The Way Alphabet’s DeepMind System is Transforming Tropical Cyclone Forecasting with Rapid Pace

When Tropical Storm Melissa was churning off the coast of Haiti, meteorologist Philippe Papin had confidence it was about to escalate to a monster hurricane.

Serving as lead forecaster on duty, he predicted that in just 24 hours the storm would become a category 4 hurricane and start shifting towards the coast of Jamaica. No forecaster had ever issued such a bold prediction for rapid strengthening.

But, Papin possessed a secret advantage: AI technology in the form of Google’s recently introduced DeepMind cyclone prediction system – launched for the first time in June. And, as predicted, Melissa evolved into a system of astonishing strength that ravaged Jamaica.

Growing Dependence on AI Forecasting

Forecasters are heavily relying upon the AI system. During 25 October, Papin clarified in his public discussion that Google’s model was a key factor for his confidence: “Roughly 40/50 Google DeepMind ensemble members indicate Melissa reaching a Category 5 storm. Although I am not ready to forecast that intensity at this time due to track uncertainty, that is still plausible.

“There is a high probability that a phase of quick strengthening will occur as the storm drifts over exceptionally hot ocean waters which is the highest marine thermal energy in the whole Atlantic basin.”

Outperforming Conventional Systems

Google DeepMind is the pioneer AI model focused on hurricanes, and now the first to beat traditional meteorological experts at their specialty. Across all tropical systems so far this year, the AI is top-performing – even beating experts on path forecasts.

Melissa ultimately struck in Jamaica at category 5 strength, among the most powerful coastal impacts ever documented in almost 200 years of record-keeping across the region. The confident prediction likely gave residents extra time to prepare for the catastrophe, possibly saving lives and property.

How Google’s System Works

Google’s model operates through identifying trends that conventional time-intensive physics-based prediction systems may overlook.

“They do it much more quickly than their traditional counterparts, and the computing power is less expensive and demanding,” said Michael Lowry, a former forecaster.

“What this hurricane season has proven in quick time is that the newcomer AI weather models are on par with and, in certain instances, more accurate than the slower physics-based forecasting tools we’ve relied upon,” he added.

Understanding AI Technology

To be sure, the system is an example of machine learning – a technique that has been used in data-heavy sciences like meteorology for years – and is distinct from generative AI like ChatGPT.

AI training takes large datasets and pulls out patterns from them in a such a way that its system only takes a few minutes to come up with an answer, and can do so on a standard PC – in strong contrast to the flagship models that authorities have utilized for decades that can take hours to process and require some of the biggest high-performance systems in the world.

Expert Responses and Future Developments

Still, the fact that Google’s model could exceed earlier top-tier traditional systems so quickly is truly remarkable to meteorologists who have dedicated their lives trying to forecast the most intense storms.

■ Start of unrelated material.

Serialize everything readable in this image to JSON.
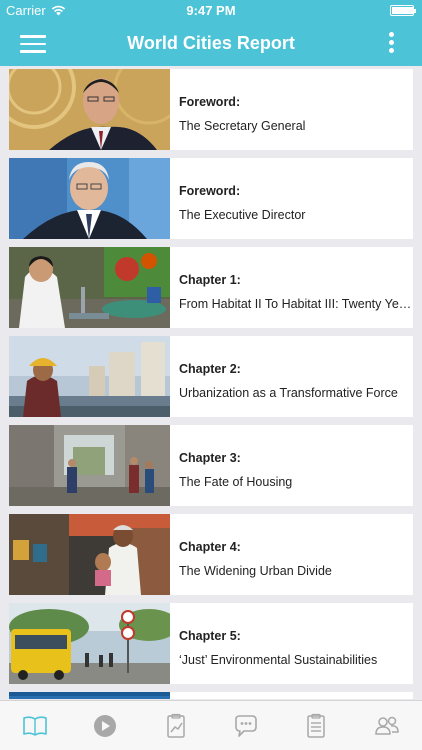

“I’m impressed,” commented James Franklin, a retired expert. “The data is sufficient that it’s pretty clear this is not a case of chance.”

He noted that while Google DeepMind is outperforming all competing systems on predicting the future path of storms worldwide this year, like many AI models it sometimes errs on extreme strength predictions wrong. It had difficulty with Hurricane Erin previously, as it was also undergoing quick strengthening to category 5 above the Caribbean.

In the coming offseason, Franklin said he intends to discuss with the company about how it can enhance the AI results even more helpful for forecasters by offering extra internal information they can use to evaluate the reasons it is producing its conclusions.

“The one thing that nags at me is that although these predictions appear highly accurate, the results of the model is kind of a black box,” said Franklin.

Broader Sector Developments

There has never been a private, for-profit company that has produced a top-level forecasting system which allows researchers a peek into its methods – in contrast to most other models which are offered at no cost to the general audience in their full form by the governments that created and operate them.

The company is not the only one in starting to use artificial intelligence to solve difficult weather forecasting problems. The US and European governments also have their respective AI weather models in the works – which have demonstrated improved skill over previous traditional systems.

The next steps in artificial intelligence predictions appear to involve startup companies taking swings at formerly difficult problems such as long-range forecasts and improved early alerts of tornado outbreaks and sudden deluges – and they are receiving federal support to pursue this. A particular firm, WindBorne Systems, is also deploying its own atmospheric sensors to fill the gaps in the national monitoring system.

Deborah Williams
Deborah Williams

A tech enthusiast and writer passionate about digital trends and innovation, sharing insights to inspire creativity and progress.